近期, CSDN博客推荐流的标题党博客又多了起来, 先前的基于TextCNN版本的分类模型在语义理解上能力有限, 于是, 便使用的更大的模型来优化, 最终准确率达到了93.7%, 还不错吧.
传统的fine-tuning是在大规模预训练语言模型(如Bert、GPT2等)上完成的, 针对不同的下游任务, 需要保存不同的模型参数, 代价比较高,
解决这个问题的一种自然方法是轻量微调(lightweight fine-tunning),它冻结了大部分预训练参数,并用小的可训练模块来增强模型,比如在预先训练的语言模型层之间插入额外的特定任务层。适配器微调(Adapter-tunning)在自然语言理解和生成基准测试上具有很好的性能,通过微调,仅添加约2-4%的任务特定参数,就可以获得类似的性能。
受到prompt的启发,提出一种prefix-tuning, 只需要保存prefix部分的参数即可.
相关论文: Prefix-Tuning: Optimizing Continuous Prompts for Generation
论文中, 作者使用Prefix-tuning做生成任务,它根据不同的模型结构定义了不同的Prompt拼接方式.
对于自回归模型,加入前缀后的模型输入表示:
对于编解码器结构的模型,加入前缀后的模型输入表示:
原理部分不过多赘述, 对于Prompt不太熟悉的同学, 一定要看看王嘉宁老师写的综述: Prompt-Tuning——深度解读一种新的微调范式
与Prefix-Tuning类似的方法还有P-tuning V2,不同之处在于Prefix-Tuning是面向文本生成领域的,P-tuning V2面向自然语言理解.
二、与Bert对比
Bert
BertForSequenceClassification(
(bert): BertModel(
(embeddings): BertEmbeddings(
(word_embeddings): Embedding(21128, 768, padding_idx=0)
(position_embeddings): Embedding(512, 768)
(token_type_embeddings): Embedding(2, 768)
(LayerNorm): LayerNorm((768,), eps=1e-12, elementwise_affine=True)
(dropout): Dropout(p=0.1, inplace=False)
)
(encoder): BertEncoder(
(layer): ModuleList(
(0-11): 12 x BertLayer(
(attention): BertAttention(
(self): BertSelfAttention(
(query): Linear(in_features=768, out_features=768, bias=True)
(key): Linear(in_features=768, out_features=768, bias=True)
(value): Linear(in_features=768, out_features=768, bias=True)
(dropout): Dropout(p=0.1, inplace=False)
)
(output): BertSelfOutput(
(dense): Linear(in_features=768, out_features=768, bias=True)
(LayerNorm): LayerNorm((768,), eps=1e-12, elementwise_affine=True)
(dropout): Dropout(p=0.1, inplace=False)
)
)
(intermediate): BertIntermediate(
(dense): Linear(in_features=768, out_features=3072, bias=True)
(intermediate_act_fn): GELUActivation()
)
(output): BertOutput(
(dense): Linear(in_features=3072, out_features=768, bias=True)
(LayerNorm): LayerNorm((768,), eps=1e-12, elementwise_affine=True)
(dropout): Dropout(p=0.1, inplace=False)
)
)
)
)
(pooler): BertPooler(
(dense): Linear(in_features=768, out_features=768, bias=True)
(activation): Tanh()
)
)
(dropout): Dropout(p=0.1, inplace=False)
(classifier): Linear(in_features=768, out_features=2, bias=True)
)
因为我这里是二分类, 所以最后一层多了个Linear层
Prefix Tuning Bert
PeftModelForSequenceClassification(
(base_model): BertForSequenceClassification(
(bert): BertModel(
(embeddings): BertEmbeddings(
(word_embeddings): Embedding(21128, 768, padding_idx=0)

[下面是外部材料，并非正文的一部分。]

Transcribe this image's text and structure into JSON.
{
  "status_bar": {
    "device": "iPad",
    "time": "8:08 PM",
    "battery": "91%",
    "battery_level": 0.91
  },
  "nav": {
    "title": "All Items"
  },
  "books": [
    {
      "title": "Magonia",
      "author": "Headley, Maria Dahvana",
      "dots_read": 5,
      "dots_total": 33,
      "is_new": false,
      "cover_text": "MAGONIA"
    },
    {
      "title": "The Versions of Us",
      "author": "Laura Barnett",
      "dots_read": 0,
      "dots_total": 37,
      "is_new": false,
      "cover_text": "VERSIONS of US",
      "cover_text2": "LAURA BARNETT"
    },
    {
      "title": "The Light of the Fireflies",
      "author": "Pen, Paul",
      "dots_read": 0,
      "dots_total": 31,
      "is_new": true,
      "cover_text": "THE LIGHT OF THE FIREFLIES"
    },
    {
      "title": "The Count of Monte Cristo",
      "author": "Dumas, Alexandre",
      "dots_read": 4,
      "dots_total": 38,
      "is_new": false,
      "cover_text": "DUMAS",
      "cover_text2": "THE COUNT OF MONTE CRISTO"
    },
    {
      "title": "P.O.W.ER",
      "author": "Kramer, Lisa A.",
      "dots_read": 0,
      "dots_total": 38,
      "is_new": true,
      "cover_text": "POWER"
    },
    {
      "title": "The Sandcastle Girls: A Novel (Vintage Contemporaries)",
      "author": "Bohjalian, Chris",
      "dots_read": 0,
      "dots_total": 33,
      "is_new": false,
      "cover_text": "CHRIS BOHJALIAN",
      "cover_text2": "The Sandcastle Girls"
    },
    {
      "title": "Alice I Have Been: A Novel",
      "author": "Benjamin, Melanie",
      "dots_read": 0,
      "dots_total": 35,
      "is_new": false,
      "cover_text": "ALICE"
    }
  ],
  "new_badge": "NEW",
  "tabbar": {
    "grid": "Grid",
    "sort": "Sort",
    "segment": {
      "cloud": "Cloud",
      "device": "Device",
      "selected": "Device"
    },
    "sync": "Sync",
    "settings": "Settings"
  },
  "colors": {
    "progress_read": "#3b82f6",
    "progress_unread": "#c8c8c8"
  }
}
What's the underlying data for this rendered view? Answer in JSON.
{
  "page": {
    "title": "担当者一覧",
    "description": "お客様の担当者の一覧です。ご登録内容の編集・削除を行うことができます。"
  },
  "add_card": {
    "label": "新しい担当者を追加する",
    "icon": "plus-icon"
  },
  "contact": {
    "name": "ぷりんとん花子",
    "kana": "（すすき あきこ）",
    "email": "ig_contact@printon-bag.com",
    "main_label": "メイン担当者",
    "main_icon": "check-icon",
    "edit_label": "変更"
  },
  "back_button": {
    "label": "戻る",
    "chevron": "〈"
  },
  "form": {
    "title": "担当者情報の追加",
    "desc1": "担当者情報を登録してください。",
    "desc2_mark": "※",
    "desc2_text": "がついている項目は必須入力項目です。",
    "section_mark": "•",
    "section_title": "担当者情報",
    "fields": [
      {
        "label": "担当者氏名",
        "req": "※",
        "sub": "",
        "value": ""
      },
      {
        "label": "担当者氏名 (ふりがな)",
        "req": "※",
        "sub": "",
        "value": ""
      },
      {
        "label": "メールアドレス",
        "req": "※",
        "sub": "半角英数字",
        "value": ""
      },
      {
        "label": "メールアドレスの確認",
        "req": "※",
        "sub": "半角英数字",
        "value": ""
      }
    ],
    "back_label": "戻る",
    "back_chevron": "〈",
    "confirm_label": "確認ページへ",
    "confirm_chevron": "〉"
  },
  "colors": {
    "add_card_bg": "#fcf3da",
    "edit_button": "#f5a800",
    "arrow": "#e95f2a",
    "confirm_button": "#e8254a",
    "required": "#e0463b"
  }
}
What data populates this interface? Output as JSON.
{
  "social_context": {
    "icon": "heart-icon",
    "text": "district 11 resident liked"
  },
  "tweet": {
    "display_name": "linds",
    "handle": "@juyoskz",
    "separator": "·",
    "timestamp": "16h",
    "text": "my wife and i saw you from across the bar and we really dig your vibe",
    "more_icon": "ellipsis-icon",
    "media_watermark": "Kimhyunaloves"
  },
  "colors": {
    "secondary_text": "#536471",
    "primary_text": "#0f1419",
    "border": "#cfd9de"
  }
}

(position_embeddings): Embedding(512, 768)
(token_type_embeddings): Embedding(2, 768)
(LayerNorm): LayerNorm((768,), eps=1e-12, elementwise_affine=True)
(dropout): Dropout(p=0.1, inplace=False)
)
(encoder): BertEncoder(
(layer): ModuleList(
(0-11): 12 x BertLayer(
(attention): BertAttention(
(self): BertSelfAttention(
(query): Linear(in_features=768, out_features=768, bias=True)
(key): Linear(in_features=768, out_features=768, bias=True)
(value): Linear(in_features=768, out_features=768, bias=True)
(dropout): Dropout(p=0.1, inplace=False)
)
(output): BertSelfOutput(
(dense): Linear(in_features=768, out_features=768, bias=True)
(LayerNorm): LayerNorm((768,), eps=1e-12, elementwise_affine=True)
(dropout): Dropout(p=0.1, inplace=False)
)
)
(intermediate): BertIntermediate(
(dense): Linear(in_features=768, out_features=3072, bias=True)
(intermediate_act_fn): GELUActivation()
)
(output): BertOutput(
(dense): Linear(in_features=3072, out_features=768, bias=True)
(LayerNorm): LayerNorm((768,), eps=1e-12, elementwise_affine=True)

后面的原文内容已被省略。